Castle Rock is a tragic and shocking story of police ineptitude and indifference, one resulting in the murder of three minor girls, Rebecca, Katheryn, and Leslie Gonzales, killed by their own father. If you want some good reading on Castle Rock, over at Crime and Federalism Norm Pattis has written about it here, and Mike has followed up here and here. And over at SCOTUSblog there's an excellent post by Steven Wu here. The ACLU has reported on the case here.
Behind all the legalese, what is truly at issue is the fear that municipalities will be held accountable for money damages for acts of private violence. In Puerto Rico there are no jury trials in civil cases in the Commonwealth Courts. Damages amounts handed down by judges tend to be stingy. Thus, the opportunity to get the cases into federal court is of great importance to plaintiffs in the shoes of Jessica Gonzales, respondent in Castle Rock.
The Merits Briefs:
- Brief for Petitioner Town of Castle Rock, Colorado
- Brief for Respondent Jessica Gonzales
- Reply Brief for Petitioner Town of Castle Rock, Colorado
- Amicus Brief for the United States in Support of Petitioner
- Amicus Brief National Network to End Domestic Violence, et al.

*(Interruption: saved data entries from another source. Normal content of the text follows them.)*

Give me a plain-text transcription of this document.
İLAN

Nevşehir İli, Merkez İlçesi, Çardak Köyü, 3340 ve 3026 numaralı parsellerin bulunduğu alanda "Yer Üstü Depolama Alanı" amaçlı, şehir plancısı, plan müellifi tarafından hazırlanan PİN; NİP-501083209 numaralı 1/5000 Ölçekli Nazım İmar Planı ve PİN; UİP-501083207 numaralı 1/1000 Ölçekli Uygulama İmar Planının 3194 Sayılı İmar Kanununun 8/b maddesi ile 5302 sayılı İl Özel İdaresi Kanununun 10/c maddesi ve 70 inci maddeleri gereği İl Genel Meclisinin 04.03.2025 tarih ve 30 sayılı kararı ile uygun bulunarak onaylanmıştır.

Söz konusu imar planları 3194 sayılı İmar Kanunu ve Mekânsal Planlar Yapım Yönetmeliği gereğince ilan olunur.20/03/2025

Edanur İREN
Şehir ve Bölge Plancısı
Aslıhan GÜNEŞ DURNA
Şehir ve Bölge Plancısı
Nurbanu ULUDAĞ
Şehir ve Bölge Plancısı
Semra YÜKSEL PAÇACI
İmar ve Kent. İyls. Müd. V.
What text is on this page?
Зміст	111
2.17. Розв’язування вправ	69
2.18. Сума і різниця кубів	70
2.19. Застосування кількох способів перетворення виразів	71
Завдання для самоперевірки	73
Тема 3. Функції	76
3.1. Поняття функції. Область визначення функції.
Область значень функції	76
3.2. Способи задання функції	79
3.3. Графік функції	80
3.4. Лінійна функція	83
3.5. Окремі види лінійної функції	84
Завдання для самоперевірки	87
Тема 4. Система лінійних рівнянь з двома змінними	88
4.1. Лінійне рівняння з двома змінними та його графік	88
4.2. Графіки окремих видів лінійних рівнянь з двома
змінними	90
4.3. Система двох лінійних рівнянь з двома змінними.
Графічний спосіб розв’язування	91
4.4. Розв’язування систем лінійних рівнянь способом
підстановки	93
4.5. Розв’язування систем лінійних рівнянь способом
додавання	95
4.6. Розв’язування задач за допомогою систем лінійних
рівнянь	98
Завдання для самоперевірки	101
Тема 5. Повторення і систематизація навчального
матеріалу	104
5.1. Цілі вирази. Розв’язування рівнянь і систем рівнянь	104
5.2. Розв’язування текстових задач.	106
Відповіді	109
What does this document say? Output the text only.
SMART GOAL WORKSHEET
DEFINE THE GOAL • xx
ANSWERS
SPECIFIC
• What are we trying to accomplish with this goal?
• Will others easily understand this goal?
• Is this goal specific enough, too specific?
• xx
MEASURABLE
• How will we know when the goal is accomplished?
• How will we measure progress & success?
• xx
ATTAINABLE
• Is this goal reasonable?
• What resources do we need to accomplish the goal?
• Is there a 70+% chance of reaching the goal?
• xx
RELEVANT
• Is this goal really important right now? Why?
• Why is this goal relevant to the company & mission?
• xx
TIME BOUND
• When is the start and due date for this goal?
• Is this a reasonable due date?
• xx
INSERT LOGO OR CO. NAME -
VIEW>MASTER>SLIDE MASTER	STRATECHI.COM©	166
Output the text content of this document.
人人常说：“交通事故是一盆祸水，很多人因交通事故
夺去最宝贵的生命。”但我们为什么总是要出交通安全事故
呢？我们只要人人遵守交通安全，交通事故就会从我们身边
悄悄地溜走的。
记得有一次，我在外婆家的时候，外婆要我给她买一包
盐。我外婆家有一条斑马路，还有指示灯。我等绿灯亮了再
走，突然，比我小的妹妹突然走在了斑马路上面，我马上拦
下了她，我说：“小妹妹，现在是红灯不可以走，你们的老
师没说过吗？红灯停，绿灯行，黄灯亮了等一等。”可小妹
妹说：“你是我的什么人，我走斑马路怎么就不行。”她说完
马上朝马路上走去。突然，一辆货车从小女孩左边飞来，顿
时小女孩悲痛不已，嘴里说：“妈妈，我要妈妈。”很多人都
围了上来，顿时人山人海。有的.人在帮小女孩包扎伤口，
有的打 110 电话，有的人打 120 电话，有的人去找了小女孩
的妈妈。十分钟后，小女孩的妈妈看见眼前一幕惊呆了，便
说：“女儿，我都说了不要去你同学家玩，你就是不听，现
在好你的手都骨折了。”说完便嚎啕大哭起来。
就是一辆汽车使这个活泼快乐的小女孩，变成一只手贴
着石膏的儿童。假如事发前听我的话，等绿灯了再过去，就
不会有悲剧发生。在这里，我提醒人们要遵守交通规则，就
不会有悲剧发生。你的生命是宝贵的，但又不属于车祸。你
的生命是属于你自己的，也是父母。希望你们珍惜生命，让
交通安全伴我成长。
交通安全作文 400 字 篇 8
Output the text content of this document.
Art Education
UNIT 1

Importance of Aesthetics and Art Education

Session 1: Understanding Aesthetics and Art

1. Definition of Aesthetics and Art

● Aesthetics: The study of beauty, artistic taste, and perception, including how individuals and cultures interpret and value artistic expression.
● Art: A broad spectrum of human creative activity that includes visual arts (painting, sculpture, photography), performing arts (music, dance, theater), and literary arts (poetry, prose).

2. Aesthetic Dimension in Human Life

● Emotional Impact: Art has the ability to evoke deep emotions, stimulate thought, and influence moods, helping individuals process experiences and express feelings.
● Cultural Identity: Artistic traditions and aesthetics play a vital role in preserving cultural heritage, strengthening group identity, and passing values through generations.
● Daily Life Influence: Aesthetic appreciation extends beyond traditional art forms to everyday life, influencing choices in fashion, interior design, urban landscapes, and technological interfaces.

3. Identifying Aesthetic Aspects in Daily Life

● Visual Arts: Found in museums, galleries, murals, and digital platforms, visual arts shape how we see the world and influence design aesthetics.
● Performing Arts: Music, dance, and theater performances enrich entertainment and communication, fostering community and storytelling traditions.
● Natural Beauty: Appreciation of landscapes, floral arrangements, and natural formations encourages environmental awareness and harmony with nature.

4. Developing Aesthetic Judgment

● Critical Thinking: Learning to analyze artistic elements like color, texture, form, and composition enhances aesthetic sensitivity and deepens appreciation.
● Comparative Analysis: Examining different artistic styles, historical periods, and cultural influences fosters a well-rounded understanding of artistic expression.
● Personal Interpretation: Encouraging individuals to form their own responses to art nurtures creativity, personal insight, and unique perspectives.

- Amicus Brief of Peggy Kerns
- Amicus Brief for ACLU, et al.
- Amicus Brief for The National Association of Women Lawyers and The National Crime Victim Bar Association in Support of Respondent
The Tenth Circuit got things right. Let's see if the Supreme Court can do the right thing this time around. I believe that this case is clearly distinguishable from DeShaney and that the Court will not have to overrule it for respondent to prevail, as she should.
There's a good article in The National Law Journal - March 9, 2005 on Castle Rock - Supreme Court to Weigh in on Due Process and Domestic Violence – Justices to Decide if Police are Liable, by Marcia Coyle. Thanks to Crime and Federalism for the link. The article has some good observations from Section 1983 guru Sheldon H. Nahmod, whose first ed. (when it was still a single volume) of Civil Rights and Civil Liberties Litigation - The Law of Section 1983 (now in its 4th edition) served as my bible when I worked at the Commonwealth of Puerto Rico Department of Justice - Federal Litigation Division.